Bug 2308164 - [RHCS 7][Ceph-mgr][Thousands of connections in CLOSE-WAIT status]
Summary: [RHCS 7][Ceph-mgr][Thousands of connections in CLOSE-WAIT status]
Keywords:
Status: CLOSED ERRATA
Alias: None
Product: Red Hat Ceph Storage
Classification: Red Hat Storage
Component: Ceph-Dashboard
Version: 7.1
Hardware: All
OS: All
unspecified
high
Target Milestone: ---
: 7.1z3
Assignee: Nizamudeen
QA Contact: Sayalee
Disha Walvekar
URL:
Whiteboard:
Depends On:
Blocks:
TreeView+ depends on / blocked
 
Reported: 2024-08-27 14:00 UTC by Michaela Lang
Modified: 2025-02-24 15:42 UTC (History)
8 users (show)

Fixed In Version: python-cheroot-10.0.1-4.el9cp, rhceph-container-7-468
Doc Type: Bug Fix
Doc Text:
.`cherrypy` no longer gets stuck during network security scanning Previously, due to a bug in the cheroot package, `cherrypy` would get stuck during some security scans that were scanning the network.
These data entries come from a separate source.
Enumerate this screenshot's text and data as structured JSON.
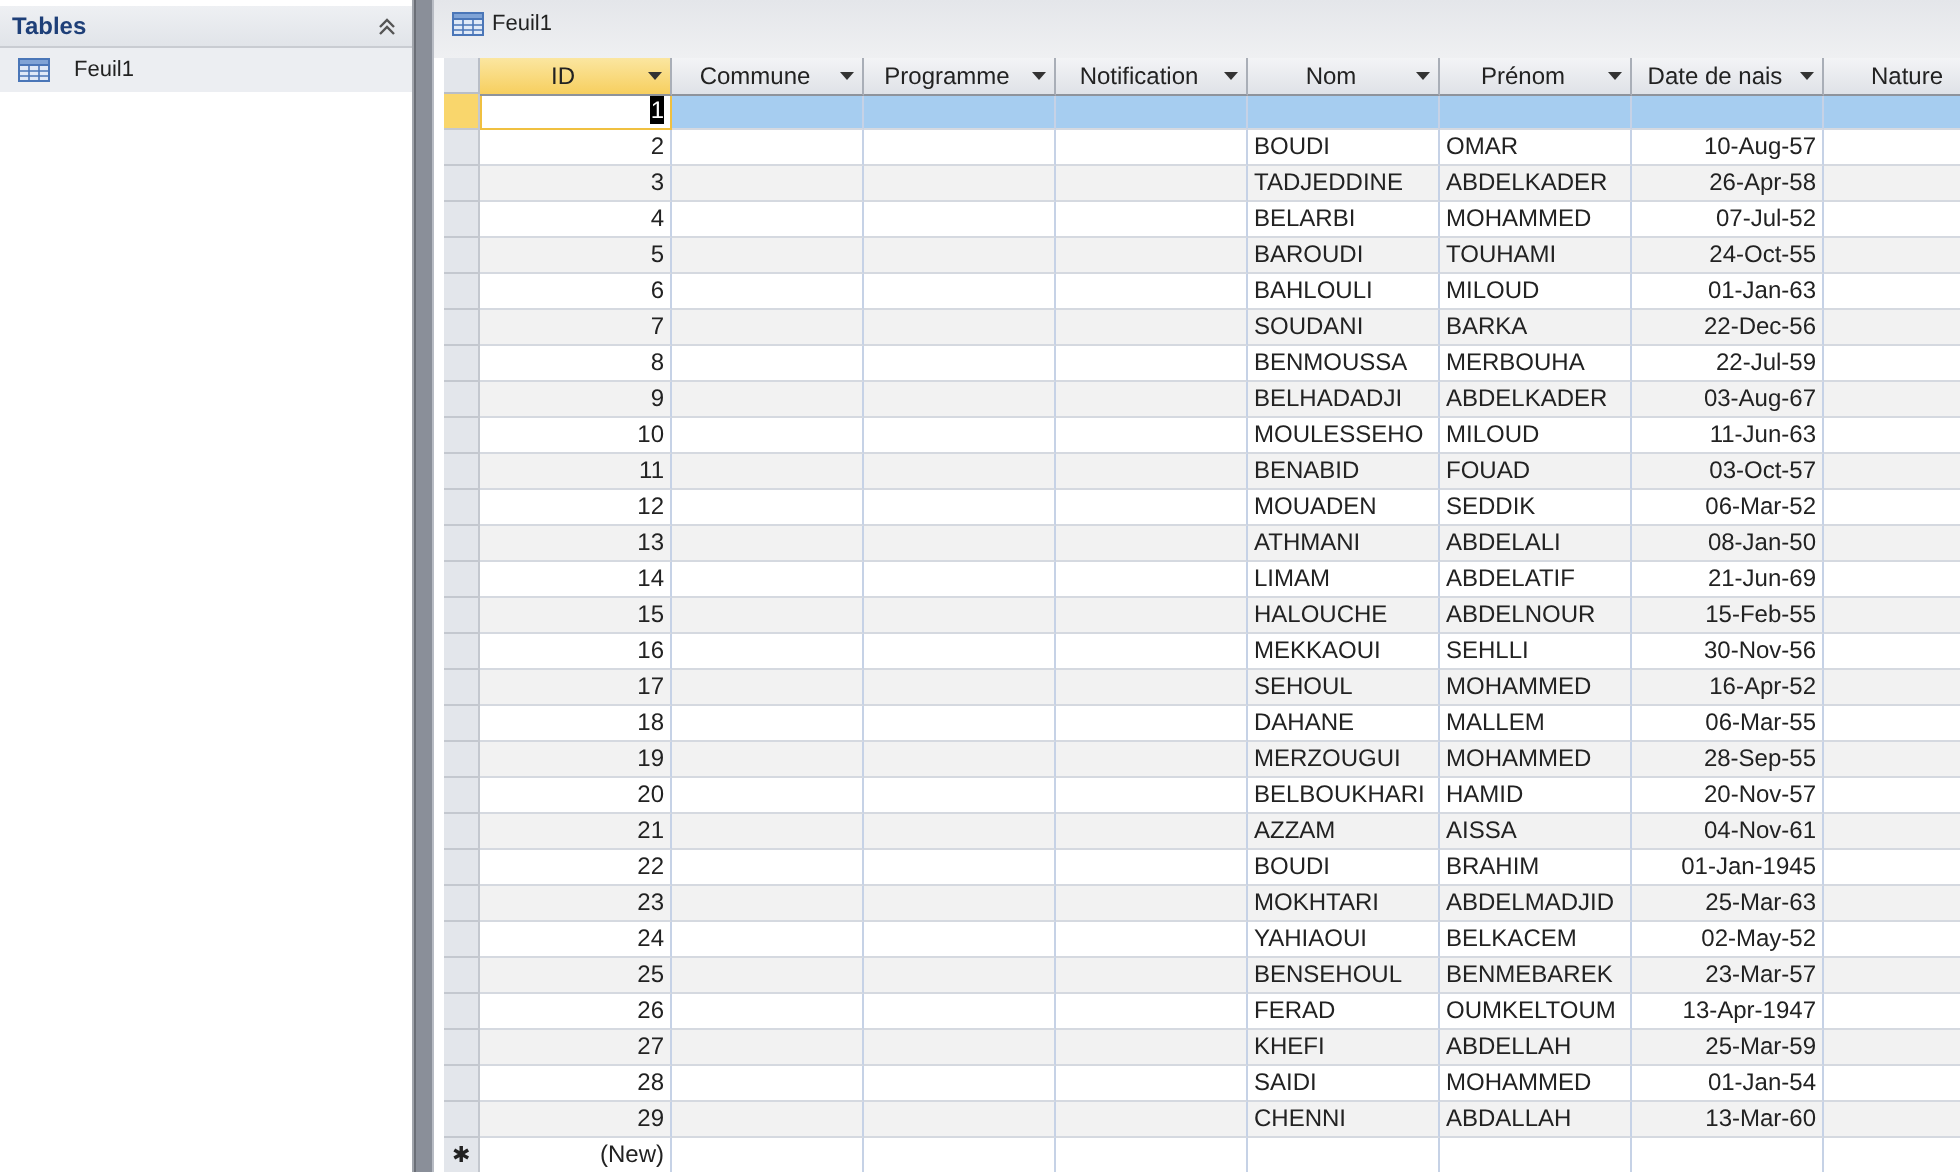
{
  "nav_pane": {
    "title": "Tables",
    "items": [
      {
        "label": "Feuil1"
      }
    ]
  },
  "document_tab": {
    "title": "Feuil1"
  },
  "table": {
    "columns": [
      {
        "label": "ID",
        "selected": true
      },
      {
        "label": "Commune",
        "selected": false
      },
      {
        "label": "Programme",
        "selected": false
      },
      {
        "label": "Notification",
        "selected": false
      },
      {
        "label": "Nom",
        "selected": false
      },
      {
        "label": "Prénom",
        "selected": false
      },
      {
        "label": "Date de nais",
        "selected": false
      },
      {
        "label": "Nature",
        "selected": false
      }
    ],
    "rows": [
      {
        "number": "1",
        "selected": true
      },
      {
        "number": "2",
        "nom": "BOUDI",
        "prenom": "OMAR",
        "date": "10-Aug-57",
        "selected": false
      },
      {
        "number": "3",
        "nom": "TADJEDDINE",
        "prenom": "ABDELKADER",
        "date": "26-Apr-58",
        "selected": false
      },
      {
        "number": "4",
        "nom": "BELARBI",
        "prenom": "MOHAMMED",
        "date": "07-Jul-52",
        "selected": false
      },
      {
        "number": "5",
        "nom": "BAROUDI",
        "prenom": "TOUHAMI",
        "date": "24-Oct-55",
        "selected": false
      },
      {
        "number": "6",
        "nom": "BAHLOULI",
        "prenom": "MILOUD",
        "date": "01-Jan-63",
        "selected": false
      },
      {
        "number": "7",
        "nom": "SOUDANI",
        "prenom": "BARKA",
        "date": "22-Dec-56",
        "selected": false
      },
      {
        "number": "8",
        "nom": "BENMOUSSA",
        "prenom": "MERBOUHA",
        "date": "22-Jul-59",
        "selected": false
      },
      {
        "number": "9",
        "nom": "BELHADADJI",
        "prenom": "ABDELKADER",
        "date": "03-Aug-67",
        "selected": false
      },
      {
        "number": "10",
        "nom": "MOULESSEHO",
        "prenom": "MILOUD",
        "date": "11-Jun-63",
        "selected": false
      },
      {
        "number": "11",
        "nom": "BENABID",
        "prenom": "FOUAD",
        "date": "03-Oct-57",
        "selected": false
      },
      {
        "number": "12",
        "nom": "MOUADEN",
        "prenom": "SEDDIK",
        "date": "06-Mar-52",
        "selected": false
      },
      {
        "number": "13",
        "nom": "ATHMANI",
        "prenom": "ABDELALI",
        "date": "08-Jan-50",
        "selected": false
      },
      {
        "number": "14",
        "nom": "LIMAM",
        "prenom": "ABDELATIF",
        "date": "21-Jun-69",
        "selected": false
      },
      {
        "number": "15",
        "nom": "HALOUCHE",
        "prenom": "ABDELNOUR",
        "date": "15-Feb-55",
        "selected": false
      },
      {
        "number": "16",
        "nom": "MEKKAOUI",
        "prenom": "SEHLLI",
        "date": "30-Nov-56",
        "selected": false
      },
      {
        "number": "17",
        "nom": "SEHOUL",
        "prenom": "MOHAMMED",
        "date": "16-Apr-52",
        "selected": false
      },
      {
        "number": "18",
        "nom": "DAHANE",
        "prenom": "MALLEM",
        "date": "06-Mar-55",
        "selected": false
      },
      {
        "number": "19",
        "nom": "MERZOUGUI",
        "prenom": "MOHAMMED",
        "date": "28-Sep-55",
        "selected": false
      },
      {
        "number": "20",
        "nom": "BELBOUKHARI",
        "prenom": "HAMID",
        "date": "20-Nov-57",
        "selected": false
      },
      {
        "number": "21",
        "nom": "AZZAM",
        "prenom": "AISSA",
        "date": "04-Nov-61",
        "selected": false
      },
      {
        "number": "22",
        "nom": "BOUDI",
        "prenom": "BRAHIM",
        "date": "01-Jan-1945",
        "selected": false
      },
      {
        "number": "23",
        "nom": "MOKHTARI",
        "prenom": "ABDELMADJID",
        "date": "25-Mar-63",
        "selected": false
      },
      {
        "number": "24",
        "nom": "YAHIAOUI",
        "prenom": "BELKACEM",
        "date": "02-May-52",
        "selected": false
      },
      {
        "number": "25",
        "nom": "BENSEHOUL",
        "prenom": "BENMEBAREK",
        "date": "23-Mar-57",
        "selected": false
      },
      {
        "number": "26",
        "nom": "FERAD",
        "prenom": "OUMKELTOUM",
        "date": "13-Apr-1947",
        "selected": false
      },
      {
        "number": "27",
        "nom": "KHEFI",
        "prenom": "ABDELLAH",
        "date": "25-Mar-59",
        "selected": false
      },
      {
        "number": "28",
        "nom": "SAIDI",
        "prenom": "MOHAMMED",
        "date": "01-Jan-54",
        "selected": false
      },
      {
        "number": "29",
        "nom": "CHENNI",
        "prenom": "ABDALLAH",
        "date": "13-Mar-60",
        "selected": false
      }
    ],
    "new_row": {
      "marker": "✱",
      "label": "(New)"
    }
  }
}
As a result, the Ceph Dashboard became unresponsive and needed to restart the mgr module. With this fix, the cheroot package is updated and the issue is resolved.
Clone Of: 2184612
Environment:
Last Closed: 2025-02-24 15:42:23 UTC
Embargoed:


Attachments (Terms of Use)


Links
System ID Private Priority Status Summary Last Updated
Red Hat Issue Tracker RHCEPH-9579 0 None None None 2024-08-27 14:01:26 UTC
Red Hat Issue Tracker RHCSDASH-1574 0 None None None 2024-08-27 14:03:04 UTC
Red Hat Knowledge Base (Solution) 7084560 0 None None None 2024-08-27 17:49:17 UTC
Red Hat Product Errata RHBA-2025:1770 0 None None None 2025-02-24 15:42:26 UTC

Description Michaela Lang 2024-08-27 14:00:44 UTC
# Clone of 2184612 for 7.1z2 

### Description of problem:

* RHCS 5.3 running in different Ceph clusters. The customer ( Inditex ) uses the Ceph restful mgr module to make API calls. Sometimes, these calls are not working until the mgr service is restarted. This occurs randomly and on different Ceph clusters. 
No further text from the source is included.